The message repeated, and I was both elated and crushed.

So far. I'd come so far. Tab and Howard had sacrificed so much. And this was only
halfway?

I went back to my calculations, regarding stores and the upkeep of the hydroponics. There was no way I'd squeeze out fifteen more years, even if I thought I could last that long alone without going insane as a result. Even if I dumped the entire antimatter reserve into one, long, drawn-out burn, I'd have nothing left to slow myself down with when I neared the endpoint.

I stayed near the buoy, and debated at length.

The girl in the message had obviously intended for refugees to keep following the last known trajectory of Pioneer 10. Following that jellybean trail was a snap. How I could do it and still be alive upon arrival was another matter entirely.

It took me three days of thinking and tinkering to come up with a plan.

It terrified me, because it seemed so much like suicide.

 

The room with the recording equipment hadn't been touched in a long, long time. Tab had sealed it in a low-density, pure nitrogen environment after she'd helped put Howard into the computer, so that all the machinery and the consoles remained pristine and in good working order. It was also one of the few rooms the micrometeoroid disaster had not touched, and this gave me a hint of comfort while I set about preparing to download myself into the observatory's database arrays.

I'd spent a few weeks carefully creating a new, hardened shelter for those arrays, then painstakingly moved each one of them from the old core down to the new location, finally powering them up and synchronizing them, with triple-redundant electricity I'd snaked down from the antimatter reactors.

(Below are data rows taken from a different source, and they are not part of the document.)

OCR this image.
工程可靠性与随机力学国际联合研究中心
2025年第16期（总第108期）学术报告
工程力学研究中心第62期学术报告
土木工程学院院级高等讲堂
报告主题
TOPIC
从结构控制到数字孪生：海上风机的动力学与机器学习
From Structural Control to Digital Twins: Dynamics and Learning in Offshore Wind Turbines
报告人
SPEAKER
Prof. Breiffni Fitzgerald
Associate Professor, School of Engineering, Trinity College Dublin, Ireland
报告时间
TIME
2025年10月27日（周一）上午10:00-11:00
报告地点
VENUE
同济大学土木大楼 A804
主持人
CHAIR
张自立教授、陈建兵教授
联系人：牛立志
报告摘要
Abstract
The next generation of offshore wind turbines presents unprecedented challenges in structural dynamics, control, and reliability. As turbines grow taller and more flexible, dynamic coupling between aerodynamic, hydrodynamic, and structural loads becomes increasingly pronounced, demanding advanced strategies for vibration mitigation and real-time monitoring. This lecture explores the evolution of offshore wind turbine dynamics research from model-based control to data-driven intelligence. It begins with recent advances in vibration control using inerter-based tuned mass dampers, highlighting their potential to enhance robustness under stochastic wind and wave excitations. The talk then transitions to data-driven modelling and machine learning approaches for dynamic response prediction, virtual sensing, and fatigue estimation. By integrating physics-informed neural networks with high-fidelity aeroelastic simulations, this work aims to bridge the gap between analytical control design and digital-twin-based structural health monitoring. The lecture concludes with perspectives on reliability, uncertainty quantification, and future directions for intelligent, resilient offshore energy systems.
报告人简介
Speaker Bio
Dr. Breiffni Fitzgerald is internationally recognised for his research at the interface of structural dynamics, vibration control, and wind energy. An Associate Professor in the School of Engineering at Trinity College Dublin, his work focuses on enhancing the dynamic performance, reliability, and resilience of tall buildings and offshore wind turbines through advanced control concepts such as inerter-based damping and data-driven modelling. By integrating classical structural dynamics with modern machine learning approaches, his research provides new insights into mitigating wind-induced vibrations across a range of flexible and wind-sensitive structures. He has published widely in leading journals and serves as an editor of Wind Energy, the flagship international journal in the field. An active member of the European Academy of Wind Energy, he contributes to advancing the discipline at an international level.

If the observatory got hit again, I didn't want to suffer the same lobotomized fate as my old friend.

The instructions for recording were fairly simple. The device itself was like a compact PET scanner that lowered over the skull like a hair dryer.

The catch was that the process could not be aborted or re-tried. The recording process took days, and was so electromagnetically intensive it destroyed neural pathways as quickly as it stored them in the databanks. Once the recorder lowered itself over my skull and began scanning, I was on a one-way trip. And since I didn't have any help, and had never done anything like it before, there was a very good chance I'd wind up nothing more than a mindless piece of meat, my entire life hopelessly scrambled inside the computer.

I prepared carefully. In the event that I did not survive, I programmed an automatic course into the guidance system. Having come this far, it seemed worth it to make sure my remains had at least a chance of arriving at my destination. I also networked the life support servers and crossed them with the recording monitor, so that if the recording process completed and I did not awake and assume full control over the observatory, the contents of the observatory would be gradually deep-frozen.

My brain would be empty at that point anyway, and I didn't like the idea of leaving my body to slowly rot on the recording couch.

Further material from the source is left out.